Aussi, cette agence doit travailler avec les institutions bancaires nationales et internationales ; les DFI’s (Institutions – Internationales -Financières de Développement) pour attirer les financements extérieurs et leur apporter les garanties au travers déjà de son actionnariat.
Cette agence pourra par la suite se lancer à la conquête des EnR en Afrique en utilisant toute l’industrie montante algérienne. C’est véritablement une belle ‘’success story’’ à construire. Booster les exportations de gaz, création d’emplois, réduction de l’empreinte carbone (COP22…), conquête de l’Afrique et ne pas rester en marge de 70 milliards qui y seront investi dans les 12 prochaines années. Nos voisins s’y préparent activement
Concernant la réussite de la transition énergétique nationale, le plus grand travail doit se faire au niveau de la compréhension et de la vulgarisation de ce que les énergies renouvelables vont apporter au pays. Je pense qu’il y a là encore un gap à franchir. Ceci est dû à l’abondance du pétrole et du gaz qui nous a rendus monolithiques et nous a fait passer à côté de la préparation de l’après pétrole qui est une réalité inéluctable. Les prévisions et corrections annuelles de l’IEA revoient chaque année le mix EnR à la hausse… C’est une réalité et on doit s’y préparer. ‘’L’After Oil’’ c’est demain.
Une des menaces que je vois sera que les pays émergents qui, pour la plupart, sont en phase d’accélération de leur transition énergétique, en terme de stockage et de transport électrique, se verrons réduire drastiquement leurs besoins en importation de pétrole et de gaz. Alors que ferons-nous de notre gaz et notre pétrole (si on en aura encore) si jamais ces pays passent à l’énergie verte ou électrique ?

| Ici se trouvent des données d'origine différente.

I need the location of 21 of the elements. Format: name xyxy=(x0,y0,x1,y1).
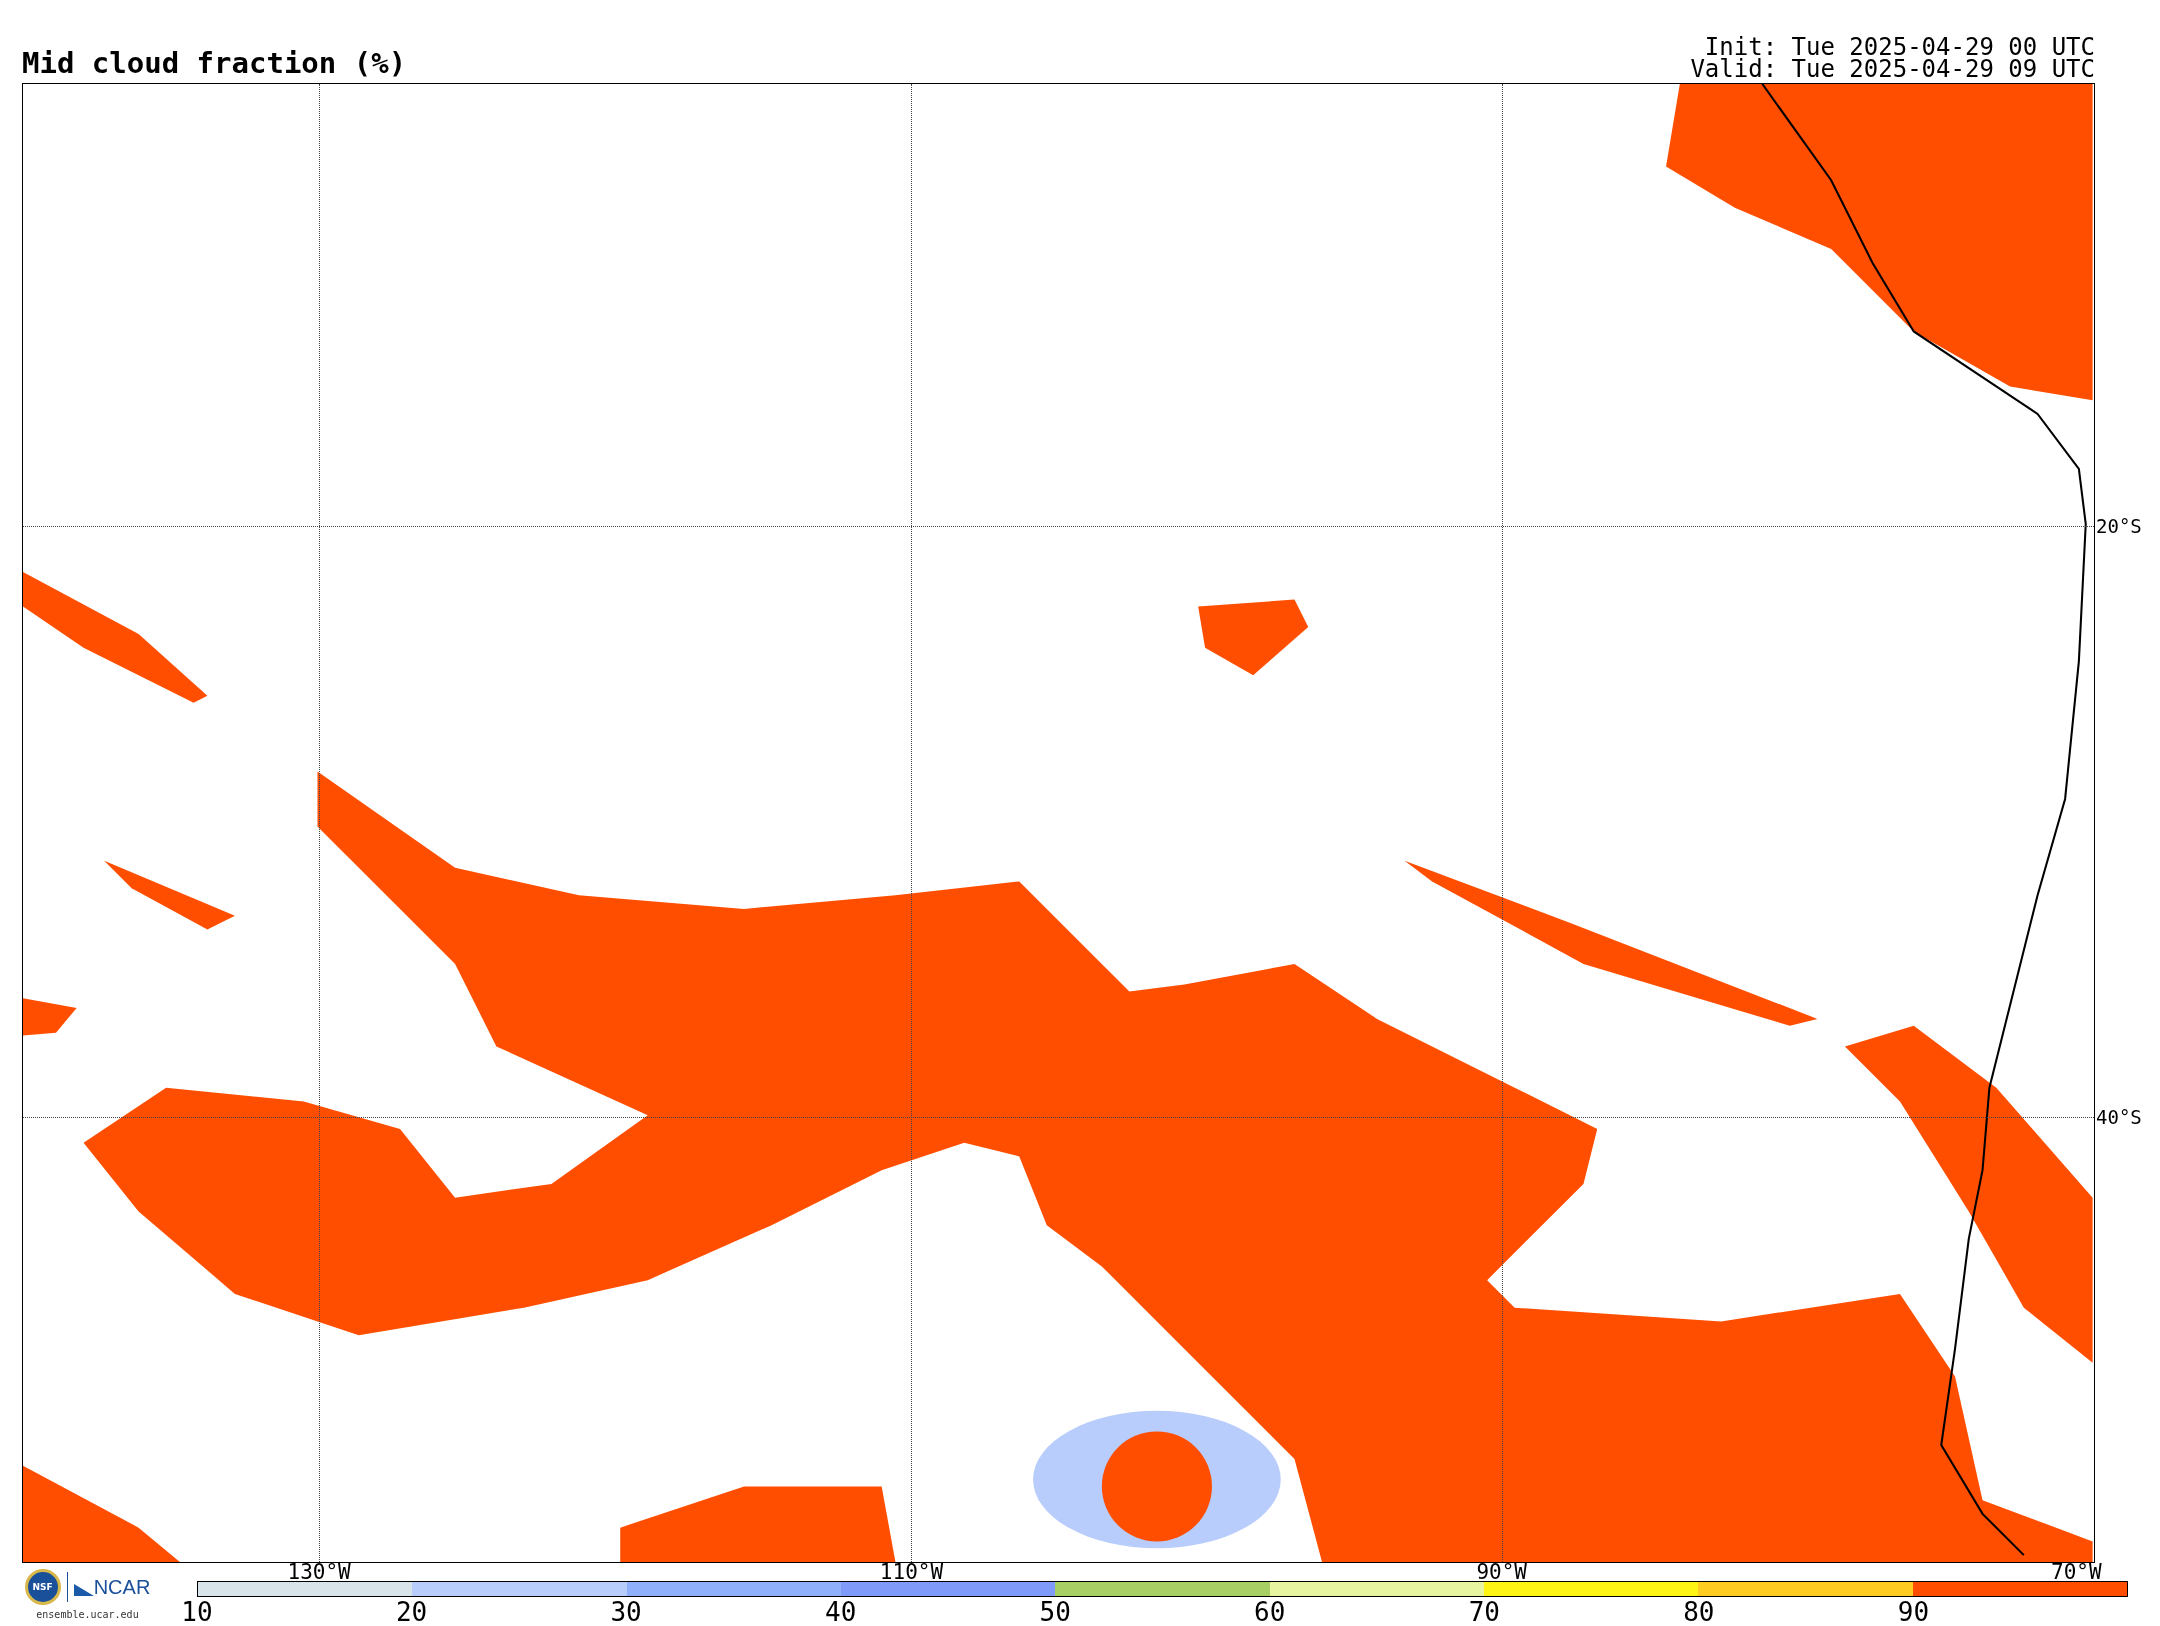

Est-ce à ce moment-là que l’Algérie portera les EnR en priorité nationale mais en mode crise ?
Les EnR ont pourtant été érigées au rang de priorité nationale par la présidence de la République et ce, depuis plusieurs années ? Sommes-nous condamnés à ne travailler qu’en mode crise ?
A la fin je dirais, « ce n’est pas parce que c’est difficile que nous n’osons pas …c’est parce que nous n’osons pas que c’est difficile ».